Yes, the boyfriend I hadn't heard of until we were lying in bed.
She told her boyfriend she was staying with a friend and then punctuated her conversation with "I love you".
Then, she hung up her phone and turned to me and started kissing me. I got in to the kissing for a while until finally my conscience got the best of me. I pulled away and said: "Wait, how can you tell that guy you love him and then turn around to kiss me within the same five minutes?"
This set off a discussion that resulted in her crying right there in my bed. I wondered why I wasn't like most guys who would have just gone for it, regardless of her situation. Suddenly this thing had gotten very mental and very un-physical.
I thought that my internal pleas to the figurative ride conductor: "stop the ride, stop the ride," had been answered when her crying concluded and she turned and started to fall asleep. However, the ride had just begun—or her ride.
Before I knew it we were making out even more intensely and she was on top of me as if I were gymnastics apparatus. The making out went on for a while but it was the makeout conversation I remembered most clearly. She whispered in my ear:
"Tomorrow, I want you to find me in the back tents at Fashion Week and take me somewhere and fuck me right up against the wall."

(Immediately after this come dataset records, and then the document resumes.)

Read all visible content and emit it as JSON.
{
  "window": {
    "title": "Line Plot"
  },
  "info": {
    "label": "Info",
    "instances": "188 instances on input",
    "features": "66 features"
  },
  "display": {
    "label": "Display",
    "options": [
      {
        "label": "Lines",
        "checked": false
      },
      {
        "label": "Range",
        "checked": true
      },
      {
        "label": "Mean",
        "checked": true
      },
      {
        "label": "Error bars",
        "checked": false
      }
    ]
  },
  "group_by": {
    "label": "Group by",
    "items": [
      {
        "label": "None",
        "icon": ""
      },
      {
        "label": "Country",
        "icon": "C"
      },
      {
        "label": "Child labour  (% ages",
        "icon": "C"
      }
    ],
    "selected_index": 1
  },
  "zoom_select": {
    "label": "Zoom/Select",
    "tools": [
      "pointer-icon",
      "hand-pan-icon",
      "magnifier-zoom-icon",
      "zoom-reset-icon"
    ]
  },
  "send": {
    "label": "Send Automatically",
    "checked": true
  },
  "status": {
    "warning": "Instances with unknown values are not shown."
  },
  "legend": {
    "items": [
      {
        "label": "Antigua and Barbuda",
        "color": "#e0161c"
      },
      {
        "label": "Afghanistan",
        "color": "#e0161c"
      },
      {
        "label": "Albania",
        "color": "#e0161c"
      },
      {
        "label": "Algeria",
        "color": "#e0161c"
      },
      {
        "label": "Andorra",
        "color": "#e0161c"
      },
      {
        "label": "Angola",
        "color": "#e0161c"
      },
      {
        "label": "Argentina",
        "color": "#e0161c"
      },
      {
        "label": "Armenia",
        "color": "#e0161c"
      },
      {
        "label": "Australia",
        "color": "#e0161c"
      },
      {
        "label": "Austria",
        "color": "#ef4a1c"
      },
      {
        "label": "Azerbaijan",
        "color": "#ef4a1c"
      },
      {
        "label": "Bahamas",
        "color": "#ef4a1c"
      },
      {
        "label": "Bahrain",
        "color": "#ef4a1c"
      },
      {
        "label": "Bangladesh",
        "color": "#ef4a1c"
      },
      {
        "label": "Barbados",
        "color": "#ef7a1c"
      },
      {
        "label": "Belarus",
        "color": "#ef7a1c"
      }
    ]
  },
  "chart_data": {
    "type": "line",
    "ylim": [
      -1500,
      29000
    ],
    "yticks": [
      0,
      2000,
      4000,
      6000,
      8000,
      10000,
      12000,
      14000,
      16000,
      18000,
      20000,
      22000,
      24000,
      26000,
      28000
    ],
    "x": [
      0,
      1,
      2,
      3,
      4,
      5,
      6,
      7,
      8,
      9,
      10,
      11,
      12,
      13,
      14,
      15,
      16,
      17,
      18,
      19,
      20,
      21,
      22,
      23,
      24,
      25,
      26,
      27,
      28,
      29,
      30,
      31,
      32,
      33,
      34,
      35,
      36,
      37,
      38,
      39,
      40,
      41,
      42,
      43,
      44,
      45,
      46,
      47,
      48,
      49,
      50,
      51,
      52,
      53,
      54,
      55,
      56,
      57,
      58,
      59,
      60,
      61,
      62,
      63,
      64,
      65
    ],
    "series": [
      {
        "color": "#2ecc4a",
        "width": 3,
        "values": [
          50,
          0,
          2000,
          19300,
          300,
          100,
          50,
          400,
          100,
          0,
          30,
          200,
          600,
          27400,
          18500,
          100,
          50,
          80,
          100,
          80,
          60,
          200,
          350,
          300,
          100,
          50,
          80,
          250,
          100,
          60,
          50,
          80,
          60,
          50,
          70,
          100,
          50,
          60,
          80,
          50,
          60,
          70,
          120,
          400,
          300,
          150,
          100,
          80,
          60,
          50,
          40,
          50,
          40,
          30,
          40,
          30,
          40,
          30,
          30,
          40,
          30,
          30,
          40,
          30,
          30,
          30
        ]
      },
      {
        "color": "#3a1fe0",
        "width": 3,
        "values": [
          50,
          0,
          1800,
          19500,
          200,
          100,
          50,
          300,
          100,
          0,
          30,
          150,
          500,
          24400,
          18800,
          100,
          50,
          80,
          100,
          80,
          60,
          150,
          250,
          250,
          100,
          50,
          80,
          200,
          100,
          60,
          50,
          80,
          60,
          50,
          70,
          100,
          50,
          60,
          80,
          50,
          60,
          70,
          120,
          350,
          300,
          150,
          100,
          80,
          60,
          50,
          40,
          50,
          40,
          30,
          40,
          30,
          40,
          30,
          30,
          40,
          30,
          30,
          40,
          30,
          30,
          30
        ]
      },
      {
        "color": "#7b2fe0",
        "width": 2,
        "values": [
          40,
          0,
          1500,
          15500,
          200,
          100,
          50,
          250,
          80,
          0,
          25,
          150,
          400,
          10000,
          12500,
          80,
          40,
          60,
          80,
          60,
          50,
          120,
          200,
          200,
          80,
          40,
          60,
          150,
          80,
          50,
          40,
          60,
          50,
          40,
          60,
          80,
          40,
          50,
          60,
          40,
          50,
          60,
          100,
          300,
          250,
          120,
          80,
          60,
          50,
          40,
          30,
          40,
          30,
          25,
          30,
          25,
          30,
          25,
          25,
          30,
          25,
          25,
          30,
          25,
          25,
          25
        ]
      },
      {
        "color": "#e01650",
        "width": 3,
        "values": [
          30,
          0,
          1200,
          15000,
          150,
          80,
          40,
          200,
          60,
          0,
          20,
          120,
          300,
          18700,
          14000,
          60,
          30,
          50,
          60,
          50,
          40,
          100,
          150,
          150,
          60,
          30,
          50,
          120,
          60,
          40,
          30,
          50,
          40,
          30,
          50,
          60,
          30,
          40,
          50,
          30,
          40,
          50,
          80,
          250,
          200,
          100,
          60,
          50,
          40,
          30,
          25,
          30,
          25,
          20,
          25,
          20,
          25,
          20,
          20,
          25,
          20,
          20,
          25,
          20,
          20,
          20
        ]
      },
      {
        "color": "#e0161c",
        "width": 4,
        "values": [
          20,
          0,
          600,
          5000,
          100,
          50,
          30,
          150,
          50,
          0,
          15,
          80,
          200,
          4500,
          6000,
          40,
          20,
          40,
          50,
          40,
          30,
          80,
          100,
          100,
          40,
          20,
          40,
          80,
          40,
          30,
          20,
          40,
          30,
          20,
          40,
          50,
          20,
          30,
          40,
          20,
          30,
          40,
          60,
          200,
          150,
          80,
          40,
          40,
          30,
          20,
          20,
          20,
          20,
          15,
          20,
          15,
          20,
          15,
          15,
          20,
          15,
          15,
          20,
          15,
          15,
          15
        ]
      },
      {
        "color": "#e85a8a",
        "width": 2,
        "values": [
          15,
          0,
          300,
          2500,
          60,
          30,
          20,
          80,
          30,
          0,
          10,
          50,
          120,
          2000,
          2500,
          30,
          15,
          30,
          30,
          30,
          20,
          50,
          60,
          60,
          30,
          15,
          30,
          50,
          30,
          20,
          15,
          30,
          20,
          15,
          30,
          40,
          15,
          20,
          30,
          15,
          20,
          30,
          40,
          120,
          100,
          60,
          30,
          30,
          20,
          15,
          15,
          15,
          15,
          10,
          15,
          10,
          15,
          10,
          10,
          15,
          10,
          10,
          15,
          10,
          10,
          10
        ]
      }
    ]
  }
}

My entire spirit curled up into the fetal position and recoiled like a turtle into a shell. How was I supposed to do this? She wanted porn sex! Crazy thing is, as much as I love porn (and I do love porn), I have never been able to bring myself to take on the role of the porn character. The over-aggressive female puts me on the spot too much: "satisfy me, now, this way, or that". Usually, I can avoid failure by not trying—and I apply this to these sorts of opportunities.
I've never been able to be that porn guy. I want to be, because I bet it's fun. But my lack of killer instinct, fear of failure (or success?) just won't let me try it.
I whimpered: "We'll see, but I don't know if I can. You know, I need to work my post at the Fashion Wall tomorrow."
This must have been the ultimate insult. The Fashion Wall was a collection of pictures of famous models and stars that were being auctioned off to charity. The person who was on the rotation to work the wall was required to simply stand there and provide information to passers by. I had just told this girl to her face that I'd rather lean against the Fashion Wall alone than fuck her against the wall of my choice in the bowels of the Fashion Week tents.
The making out ended pretty soon thereafter. And, the next morning, she took one of my favorite t-shirts and never gave it back. I guess I deserved it.
I recounted the story to my gay work-obsessed boss who was very proud that I pledged my allegiance to the Fashion Wall. He probably also was proud that, in a way, I had made what looked like a pledge to gayness by turning down an insatiable cute girl and a sexy adventure.